Based on this graph, it is hard to tell if FVC depends on PM2.5 concentration. Given so, I decided to fit a model and check for associations. In this case, since PM2.5 follows a log-normal distribution, I decided to use a log generalized linear model from the quasipoisson family. I used PM2.5, Smoking and Medication as predictors for FVC as an outcome.
log_fit <-glm(FVC ~ PM2.5+ Smoking + Medication, data = wff_data, family =quasipoisson(link ="log"))summary(log_fit)
Call:
glm(formula = FVC ~ PM2.5 + Smoking + Medication, family = quasipoisson(link = "log"),
data = wff_data)
Coefficients:
Estimate Std. Error t value Pr(>|t|)
(Intercept) 1.6225347 0.0583858 27.790 <2e-16 ***
PM2.5 -0.0003841 0.0013235 -0.290 0.773
Smoking 0.0238213 0.0883566 0.270 0.788
Medication 0.0471521 0.0690668 0.683 0.498
---
Signif. codes: 0 '***' 0.001 '**' 0.01 '*' 0.05 '.' 0.1 ' ' 1
(Dispersion parameter for quasipoisson family taken to be 0.2747653)
Null deviance: 15.940 on 59 degrees of freedom
Residual deviance: 15.764 on 56 degrees of freedom
AIC: NA
Number of Fisher Scoring iterations: 4
Based on the log_fit model, it seems that there is no interaction of PM2.5 or any of the covariates to the FVC outcome. Which makes sense, since this outcome was mapped independently from the PM2.5 concentrations. However, in the real-life study I hope to find an association among these variables.
And finally, a model to explore if PM2.5 is a predictor of PAH levels. Also assessing Smoking and Medication as confounders.
log_fit2 <-glm(PAH ~ PM2.5+ Smoking + Medication, data = wff_data, family =quasipoisson(link ="log"))summary(log_fit2)
Call:
glm(formula = PAH ~ PM2.5 + Smoking + Medication, family = quasipoisson(link = "log"),
data = wff_data)
Coefficients:
Estimate Std.

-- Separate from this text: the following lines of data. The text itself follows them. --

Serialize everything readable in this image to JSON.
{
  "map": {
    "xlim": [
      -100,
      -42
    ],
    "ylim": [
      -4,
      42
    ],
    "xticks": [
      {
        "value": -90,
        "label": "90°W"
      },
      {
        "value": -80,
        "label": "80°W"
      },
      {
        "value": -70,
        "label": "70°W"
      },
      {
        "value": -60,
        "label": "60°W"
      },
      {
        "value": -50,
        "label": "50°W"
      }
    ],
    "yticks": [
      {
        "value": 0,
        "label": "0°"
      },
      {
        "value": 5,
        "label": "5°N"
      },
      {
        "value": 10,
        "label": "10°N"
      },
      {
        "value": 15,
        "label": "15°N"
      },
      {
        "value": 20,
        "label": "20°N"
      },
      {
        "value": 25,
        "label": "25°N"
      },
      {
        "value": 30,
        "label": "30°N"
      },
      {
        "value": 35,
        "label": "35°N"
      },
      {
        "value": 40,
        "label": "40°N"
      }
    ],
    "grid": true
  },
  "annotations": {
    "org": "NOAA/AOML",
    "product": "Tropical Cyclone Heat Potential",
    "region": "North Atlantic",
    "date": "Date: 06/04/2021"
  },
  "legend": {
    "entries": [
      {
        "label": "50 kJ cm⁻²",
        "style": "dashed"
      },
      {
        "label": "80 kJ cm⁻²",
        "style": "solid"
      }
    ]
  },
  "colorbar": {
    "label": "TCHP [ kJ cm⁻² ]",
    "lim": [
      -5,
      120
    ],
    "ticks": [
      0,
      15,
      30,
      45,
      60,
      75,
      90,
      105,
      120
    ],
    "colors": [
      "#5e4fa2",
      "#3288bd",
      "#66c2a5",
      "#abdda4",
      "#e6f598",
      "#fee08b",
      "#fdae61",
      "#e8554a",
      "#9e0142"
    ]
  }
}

Error t value Pr(>|t|)
(Intercept) -2.324968 0.100237 -23.195 < 2e-16 ***
PM2.5 0.009844 0.001714 5.743 3.96e-07 ***
Smoking 0.217576 0.144650 1.504 0.138
Medication 0.081541 0.122211 0.667 0.507
---
Signif. codes: 0 '***' 0.001 '**' 0.01 '*' 0.05 '.' 0.1 ' ' 1
(Dispersion parameter for quasipoisson family taken to be 0.02641762)
Null deviance: 2.3605 on 59 degrees of freedom
Residual deviance: 1.5498 on 56 degrees of freedom
AIC: NA
Number of Fisher Scoring iterations: 5
In this case, we reject the null hypothesis that there is no association between PM2.5 and PAH levels (the outcome). Of course this was expected, since this was one of the requirements when creating the data set. Based on this model we didn’t find an association between smoking and the use of medication with the PAH outcome.